When reviewing a legal sufficiency challenge, we consider all the evidence in the light most favorable to the prevailing party, indulging every reasonable inference in that party's favor. Associated Indem. Corp. v. CAT Contracting, 964 S.W.2d 276, 286 (Tex. 1998); Norwest Mortgage, Inc. v. Salinas, 999 S.W.2d 846, 853 (Tex. App.--Corpus Christi 1999, pet. denied). A legal sufficiency challenge is sustained when the record discloses: (1) that there is a complete absence of evidence of a vital fact; (2) that the court is barred by rules of law or of evidence from giving weight to the only evidence offered to prove a vital fact; (3) that the evidence offered to prove a vital fact is no more than a scintilla; or (4) that the evidence conclusively establishes the opposite of the vital fact. Merrell Dow Pharms., Inc. v. Havner, 953 S.W.2d 706, 711 (Tex. 1997); Norwest Mortgage, 999 S.W.2d at 853. Redi-Carpet contends that Melendez was an independent contractor and there was no evidence that he was an employee of Redi-Carpet.

Independent Contractor Status

An independent contractor is any person who, "in the pursuit of an independent business, undertakes to do a specific piece of work for other persons, using his own means and methods, without submitting himself to their control in respect to all its details." Pitchfork Land & Cattle Co. v. King, 162 Tex. 331, 346 S.W.2d 598, 602-03 (1961); Bennack Flying Serv., Inc. v. Balboa, 997 S.W.2d 748, 751 (Tex. App.--Corpus Christi 1999, pet. dism'd w.o.j.); Alvarado v. Old Republic Ins. Co., 951 S.W.2d 254, 259 (Tex. App.--Corpus Christi 1997, no writ); Hoechst Celanese Corp. v. Compton, 899 S.W.2d 215, 220 (Tex. App.--Houston [14th Dist.] 1994, writ denied). Although many factors, such as benefits, or training, or paycheck deductions for social security and taxes, may contribute to the determination of whether a person is an employee or an independent contractor, the fundamental factor is the right of control. Bennack, 997 S.W.2d at 751 (citing Alvarado, 951 S.W.2d at 259).
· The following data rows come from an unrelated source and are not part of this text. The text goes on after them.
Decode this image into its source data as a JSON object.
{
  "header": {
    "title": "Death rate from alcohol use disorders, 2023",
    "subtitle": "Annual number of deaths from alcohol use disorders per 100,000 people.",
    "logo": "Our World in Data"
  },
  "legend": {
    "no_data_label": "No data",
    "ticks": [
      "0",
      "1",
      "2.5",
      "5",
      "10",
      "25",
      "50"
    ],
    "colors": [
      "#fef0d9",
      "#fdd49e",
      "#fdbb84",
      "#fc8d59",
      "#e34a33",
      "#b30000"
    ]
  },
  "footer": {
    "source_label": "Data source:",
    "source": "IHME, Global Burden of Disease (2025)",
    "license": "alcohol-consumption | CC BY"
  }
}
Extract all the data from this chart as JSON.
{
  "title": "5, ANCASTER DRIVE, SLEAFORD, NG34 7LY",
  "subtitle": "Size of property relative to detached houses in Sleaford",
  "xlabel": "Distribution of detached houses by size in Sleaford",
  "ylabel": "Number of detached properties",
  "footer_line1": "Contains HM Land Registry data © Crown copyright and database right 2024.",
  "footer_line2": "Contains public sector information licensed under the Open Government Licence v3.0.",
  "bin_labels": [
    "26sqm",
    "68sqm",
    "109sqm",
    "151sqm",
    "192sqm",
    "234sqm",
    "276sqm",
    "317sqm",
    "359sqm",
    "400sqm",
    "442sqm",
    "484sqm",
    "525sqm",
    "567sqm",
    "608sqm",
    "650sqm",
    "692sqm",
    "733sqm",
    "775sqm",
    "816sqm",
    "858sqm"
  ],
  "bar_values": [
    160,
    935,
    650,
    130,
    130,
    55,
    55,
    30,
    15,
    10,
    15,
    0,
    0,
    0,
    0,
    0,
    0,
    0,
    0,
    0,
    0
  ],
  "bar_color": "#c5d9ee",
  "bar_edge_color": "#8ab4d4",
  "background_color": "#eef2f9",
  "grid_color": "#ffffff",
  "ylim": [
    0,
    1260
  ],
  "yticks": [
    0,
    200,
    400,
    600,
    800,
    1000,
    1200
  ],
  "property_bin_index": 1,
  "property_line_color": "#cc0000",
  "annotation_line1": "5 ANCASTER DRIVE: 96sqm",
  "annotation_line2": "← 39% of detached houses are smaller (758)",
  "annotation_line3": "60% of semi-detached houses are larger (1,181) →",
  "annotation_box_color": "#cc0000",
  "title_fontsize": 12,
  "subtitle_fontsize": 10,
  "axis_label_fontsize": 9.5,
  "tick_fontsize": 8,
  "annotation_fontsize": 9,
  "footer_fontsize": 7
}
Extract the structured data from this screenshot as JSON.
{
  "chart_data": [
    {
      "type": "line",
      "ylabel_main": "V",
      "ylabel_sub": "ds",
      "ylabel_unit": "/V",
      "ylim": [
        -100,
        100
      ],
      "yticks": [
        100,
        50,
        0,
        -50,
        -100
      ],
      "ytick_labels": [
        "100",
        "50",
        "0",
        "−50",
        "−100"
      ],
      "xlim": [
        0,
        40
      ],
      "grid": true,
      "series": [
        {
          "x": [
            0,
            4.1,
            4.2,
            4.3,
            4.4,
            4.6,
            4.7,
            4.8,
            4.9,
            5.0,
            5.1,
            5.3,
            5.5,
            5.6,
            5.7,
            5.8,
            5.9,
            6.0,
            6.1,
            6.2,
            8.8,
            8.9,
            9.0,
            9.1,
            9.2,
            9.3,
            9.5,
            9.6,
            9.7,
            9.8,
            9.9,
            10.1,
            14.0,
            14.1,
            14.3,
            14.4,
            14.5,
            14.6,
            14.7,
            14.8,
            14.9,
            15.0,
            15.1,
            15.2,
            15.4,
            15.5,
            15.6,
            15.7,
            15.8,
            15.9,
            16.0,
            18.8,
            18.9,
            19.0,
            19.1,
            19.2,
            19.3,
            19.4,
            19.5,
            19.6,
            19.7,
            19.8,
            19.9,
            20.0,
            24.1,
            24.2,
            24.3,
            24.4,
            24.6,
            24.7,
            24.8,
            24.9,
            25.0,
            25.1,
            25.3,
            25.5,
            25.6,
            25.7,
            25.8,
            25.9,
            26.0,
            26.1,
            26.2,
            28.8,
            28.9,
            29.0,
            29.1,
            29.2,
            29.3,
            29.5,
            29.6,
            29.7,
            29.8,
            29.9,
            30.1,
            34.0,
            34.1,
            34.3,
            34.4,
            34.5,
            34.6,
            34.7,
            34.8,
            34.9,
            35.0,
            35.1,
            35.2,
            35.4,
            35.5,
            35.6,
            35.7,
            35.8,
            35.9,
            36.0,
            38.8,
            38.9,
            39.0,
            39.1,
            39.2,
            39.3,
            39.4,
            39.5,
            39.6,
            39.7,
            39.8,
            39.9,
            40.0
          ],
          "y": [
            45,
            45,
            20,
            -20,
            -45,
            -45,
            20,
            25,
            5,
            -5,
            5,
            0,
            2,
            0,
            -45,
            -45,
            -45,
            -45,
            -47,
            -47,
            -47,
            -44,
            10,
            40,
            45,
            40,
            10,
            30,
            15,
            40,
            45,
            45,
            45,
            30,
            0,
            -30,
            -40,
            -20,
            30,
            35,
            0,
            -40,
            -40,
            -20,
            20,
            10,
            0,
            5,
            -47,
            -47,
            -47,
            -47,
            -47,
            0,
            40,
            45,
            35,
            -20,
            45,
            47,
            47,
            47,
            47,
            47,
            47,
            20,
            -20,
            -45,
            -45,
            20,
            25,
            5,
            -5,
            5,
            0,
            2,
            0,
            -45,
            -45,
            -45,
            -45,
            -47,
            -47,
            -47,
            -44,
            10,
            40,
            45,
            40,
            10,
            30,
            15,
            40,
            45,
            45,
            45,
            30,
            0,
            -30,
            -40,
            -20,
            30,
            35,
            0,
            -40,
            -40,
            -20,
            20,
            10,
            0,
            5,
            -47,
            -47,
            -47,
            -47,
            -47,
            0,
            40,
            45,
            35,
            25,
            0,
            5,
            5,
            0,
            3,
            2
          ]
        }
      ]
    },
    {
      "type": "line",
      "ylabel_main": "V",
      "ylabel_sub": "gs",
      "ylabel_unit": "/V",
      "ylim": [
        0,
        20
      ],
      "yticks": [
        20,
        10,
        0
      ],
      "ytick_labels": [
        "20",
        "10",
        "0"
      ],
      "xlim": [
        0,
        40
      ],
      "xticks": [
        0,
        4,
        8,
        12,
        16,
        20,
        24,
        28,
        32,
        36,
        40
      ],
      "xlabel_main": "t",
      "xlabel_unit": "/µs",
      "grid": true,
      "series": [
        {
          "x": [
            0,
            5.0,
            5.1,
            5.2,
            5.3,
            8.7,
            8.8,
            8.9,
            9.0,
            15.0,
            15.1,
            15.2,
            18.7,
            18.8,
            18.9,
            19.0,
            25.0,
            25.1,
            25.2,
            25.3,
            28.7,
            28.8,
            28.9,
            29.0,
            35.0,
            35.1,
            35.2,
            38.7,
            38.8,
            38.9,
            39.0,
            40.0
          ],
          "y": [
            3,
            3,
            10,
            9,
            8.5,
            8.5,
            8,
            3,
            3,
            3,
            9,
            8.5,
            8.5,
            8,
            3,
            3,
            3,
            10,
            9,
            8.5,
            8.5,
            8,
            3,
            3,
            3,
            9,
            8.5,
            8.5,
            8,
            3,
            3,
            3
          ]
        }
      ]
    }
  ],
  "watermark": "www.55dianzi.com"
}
The standard tests for determining whether one is acting in the capacity of an independent contractor measure the amount of control that the employer exerts or has a right to exert over the details of the work. Newspapers, Inc. v. Love, 380 S.W.2d 582, 591 (Tex. 1964); Bennack, 997 S.W.2d at 751; Alvarado, 951 S.W.2d at 259; Compton, 899 S.W.2d at 220.